Kahrs, der Bundestagsabgeordnete, der unkaputtbare Strippenzieher, ist sein Mentor. Früh hat er Droßmanns Talent erkannt und befördert. Gegen Kahrs macht in Mitte niemand Karriere, mit ihm umso schneller. Kahrs war Trauzeuge von Droßmann, als der 2017 seinen Mann Denny heiratete; Droßmann war Trauzeuge von Kahrs. Immer wieder ist ihrer beider Mitte-SPD für Postengeschacher und Filz attackiert worden, am bollwerkhaften Kahrs aber prallte alles ab. Im Gespräch lässt der keinen Zweifel daran, dass Droßmann Großes vorhat. Oder er mit ihm.
Als im Mai in Hamburg die Bezirke wählen, ist aber plötzlich nicht klar, ob das Ergebnis am erfolgsgewohnten Droßmann abprallt. Nur 27 Prozent holt die SPD in Mitte und verliert die Mehrheit an die Grünen, die 29 Prozent erreichen. Droßmann liest die Hochrechnungen im Kleingarten mit, wie er später erzählt. Er stand nicht direkt zur Wahl und ist eigentlich noch zweieinhalb Jahre lang im Amt, jetzt wirkt er geschockt und zweifelt an sich. Was hat er falsch gemacht? Muss er mit den Grünen sondieren? Wollen die ihn überhaupt? Er sagt trotzig: “Wenn die mich abwählen wollen, sollen sie mich abwählen. Ich würde gern weitermachen. Aber ich kette nicht mein ganzes Wohlbefinden an die Bezirksamtsleitung.”
Bald darauf spalten sich die Grünen und verlieren dadurch ihre Mehrheit, Droßmann ist sicher, bis auf Weiteres. Aber er ist nun auch ein Getriebener. Er muss moderieren, damit es in der neuen Situation überhaupt noch zu wechselnden Mehrheiten kommt. Dafür braucht es jetzt mindestens drei Fraktionen.

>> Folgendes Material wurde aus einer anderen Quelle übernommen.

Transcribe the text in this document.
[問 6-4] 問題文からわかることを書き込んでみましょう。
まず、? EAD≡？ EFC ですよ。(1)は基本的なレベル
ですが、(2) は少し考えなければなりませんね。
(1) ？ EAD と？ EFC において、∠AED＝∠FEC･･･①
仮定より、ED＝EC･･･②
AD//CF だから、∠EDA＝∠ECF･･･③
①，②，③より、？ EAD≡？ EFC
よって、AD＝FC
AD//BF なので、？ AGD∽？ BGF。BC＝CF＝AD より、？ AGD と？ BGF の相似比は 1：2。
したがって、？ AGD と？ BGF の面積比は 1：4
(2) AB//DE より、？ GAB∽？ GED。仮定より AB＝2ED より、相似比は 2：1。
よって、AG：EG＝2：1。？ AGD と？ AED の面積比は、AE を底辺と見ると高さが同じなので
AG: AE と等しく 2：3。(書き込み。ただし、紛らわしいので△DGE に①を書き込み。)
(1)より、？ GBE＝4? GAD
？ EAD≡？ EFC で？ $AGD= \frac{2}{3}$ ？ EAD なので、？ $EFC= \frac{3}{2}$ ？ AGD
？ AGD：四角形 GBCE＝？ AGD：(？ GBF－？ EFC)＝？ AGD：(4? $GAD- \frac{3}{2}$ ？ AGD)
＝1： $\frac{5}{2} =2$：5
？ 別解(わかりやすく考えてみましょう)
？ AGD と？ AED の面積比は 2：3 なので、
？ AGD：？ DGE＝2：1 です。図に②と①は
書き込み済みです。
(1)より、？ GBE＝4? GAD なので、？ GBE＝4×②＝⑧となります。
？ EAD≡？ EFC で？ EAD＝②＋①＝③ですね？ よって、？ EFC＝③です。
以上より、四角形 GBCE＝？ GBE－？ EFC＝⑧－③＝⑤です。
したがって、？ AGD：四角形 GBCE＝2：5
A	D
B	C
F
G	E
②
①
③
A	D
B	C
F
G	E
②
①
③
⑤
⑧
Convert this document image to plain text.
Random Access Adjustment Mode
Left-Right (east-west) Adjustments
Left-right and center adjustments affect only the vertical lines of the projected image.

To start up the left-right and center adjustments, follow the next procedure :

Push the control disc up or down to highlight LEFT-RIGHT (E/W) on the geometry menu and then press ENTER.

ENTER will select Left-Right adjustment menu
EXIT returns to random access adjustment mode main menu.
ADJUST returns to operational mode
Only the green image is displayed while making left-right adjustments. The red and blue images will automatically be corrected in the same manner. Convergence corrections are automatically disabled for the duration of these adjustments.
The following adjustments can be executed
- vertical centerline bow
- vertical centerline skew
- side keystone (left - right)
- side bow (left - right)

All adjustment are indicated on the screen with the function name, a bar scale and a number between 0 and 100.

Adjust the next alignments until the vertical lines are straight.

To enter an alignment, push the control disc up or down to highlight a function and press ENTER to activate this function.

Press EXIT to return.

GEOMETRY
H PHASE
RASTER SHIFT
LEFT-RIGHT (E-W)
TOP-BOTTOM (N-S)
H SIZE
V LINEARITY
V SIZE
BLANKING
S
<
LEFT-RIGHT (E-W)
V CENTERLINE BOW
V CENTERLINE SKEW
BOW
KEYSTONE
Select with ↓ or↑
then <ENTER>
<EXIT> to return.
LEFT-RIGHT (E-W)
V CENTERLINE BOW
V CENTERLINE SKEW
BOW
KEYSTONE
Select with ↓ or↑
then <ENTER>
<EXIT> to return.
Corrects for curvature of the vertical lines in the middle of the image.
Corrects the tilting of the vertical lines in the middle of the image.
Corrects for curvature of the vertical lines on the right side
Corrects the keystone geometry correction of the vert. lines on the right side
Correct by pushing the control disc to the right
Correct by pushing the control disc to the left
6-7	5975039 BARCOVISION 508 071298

Er könne jederzeit zur Bundeswehr zurück, sagt Droßmann, das sei eine echte Option. Aus seinem Büro sieht man das Rathaus, Droßmann hat es täglich im Blick. Er sitzt am Tisch, vor ihm Insignien seines Lebens. Ein Blauhelm, weil er als Soldat an mehreren internationalen Friedensmissionen teilgenommen hat. Ein Polizeihelm, Geschenk eines pensionsnahen Kommissars. Ein Kruzifix auf der Kommode, nicht söderhaft aufgehängt. Militärische Orden. Und dann ein Bild von Johannes Rau, seinem Vorbild. Rau, der sich als Landesvater Nordrhein-Westfalens vor die Kumpel stellte und gestand, es sei nicht gelungen, ihre Zechen zu retten. Das hat Droßmann beeindruckt, war seine politische Früherweckung. “Weil Rau Schneid hatte, sich nicht versteckt hat in schwierigen Zeiten.” Vielleicht erklärt sich daraus, wieso Droßmann, obwohl er im Amt bleiben darf, mit den neuen Verhältnissen hadert. “Ich weiß derzeit nicht, wie ich an politische Entscheidungen komme. Ich habe sieben Fraktionen in Mitte, und die wissen das auch nicht. Aber es kann ja nicht sein, dass keine Verwaltungskontrolle mehr stattfindet.” Er hält inne. “Derzeit muss ich Entscheidungen allein treffen, die ich lieber mit der Bezirksversammlung zusammen treffen würde.”
Letzte Frage an den Amtsleiter: Warum ist seine SPD in Mitte eigentlich abgestürzt? Falko Droßmann referiert ausführlich und sagt dann: “Ich bin für mich zu dem Schluss gekommen, dass es äußere Umstände waren, die eine entscheidende Rolle bei dieser Wahl gespielt haben.”
Falko Droßmann, das ist natürlich beruhigend, trifft keine Schuld an dem Ergebnis.
Quelle: Die Zeit Hamburg, 20.07.2019, hier.